Il y avait tant de colère concentrée dans la voix de Balsamo, tant de feu sombre couvait dans ses yeux, sa main blanche et musculeuse se crispait d’une façon si étrange à chacune des paroles qu’il prononçait lentement et presque solennellement, que Lorenza, étourdie au plus fort de sa rébellion, écouta malgré elle.
– Voyez-vous, mon enfant, continua Balsamo sans que sa voix eût rien perdu de sa menaçante douceur, j’ai tâché de rendre cette prison habitable pour une reine; fussiez-vous reine, rien ne vous y manquera. Calmez donc cette exaltation folle. Vivez ici comme vous eussiez vécu dans votre couvent. Habituez-vous à ma présence; aimez-moi comme un ami, comme un frère. J’ai de grands chagrins, je vous les confierai; d’effroyables déceptions, parfois un sourire de vous me consolera. Plus je vous verrai bonne, attentive, patiente, plus j’amincirai les barreaux de votre cellule. Qui sait? dans un an, dans six mois, peut-être serez vous aussi libre que moi, en ce sens que vous ne voudrez plus me voler votre liberté.

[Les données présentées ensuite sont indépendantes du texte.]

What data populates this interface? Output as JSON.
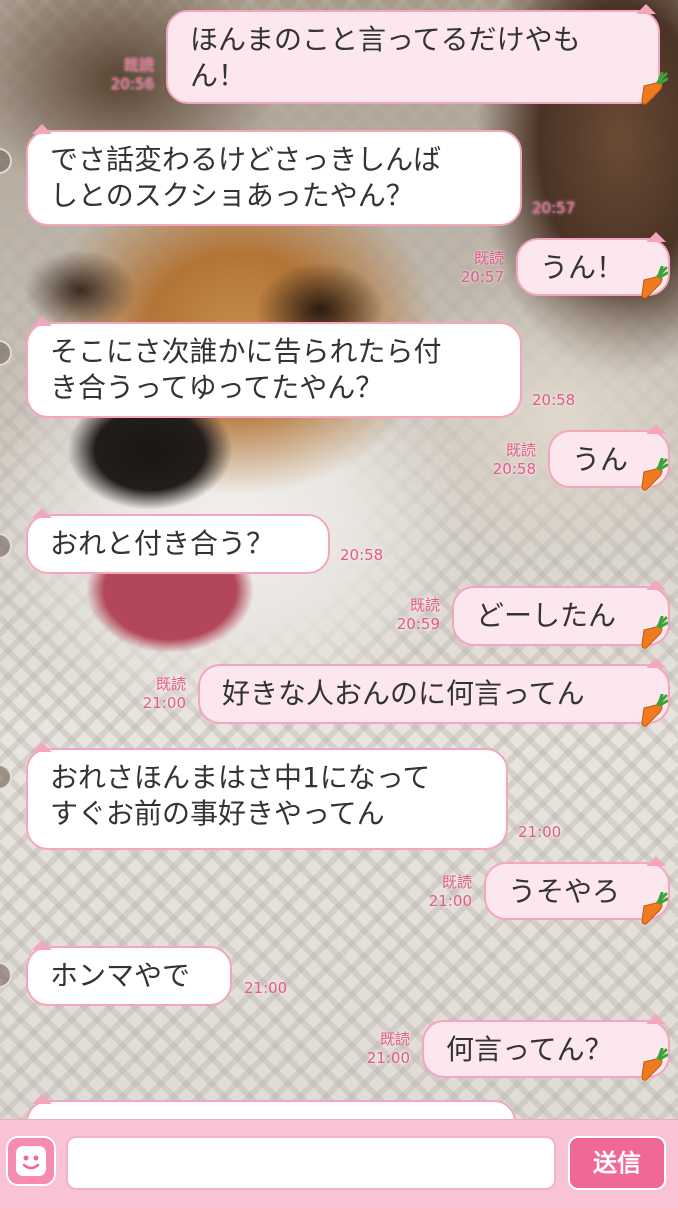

– Non, non, s’écria Lorenza, qui ne pouvait comprendre qu’une résolution si terrible s’alliât avec une si douce voix, non, plus de promesses, plus de mensonges: vous m’avez enlevée, enlevée violemment; je suis à moi et à moi seule; rendez-moi donc au moins à Dieu, si vous ne voulez pas me rendre à moi-même. Jusqu’ici, j’ai toléré votre despotisme, parce que je me souviens que vous m’avez arrachée à des brigands qui allaient me déshonorer, mais déjà cette reconnaissance s’affaiblit. Encore quelques jours de cette prison qui me révolte, et je ne serai plus votre obligée, et plus tard, plus tard, prenez garde, j’en arriverai peut-être à croire que vous aviez avec ces brigands des rapports mystérieux.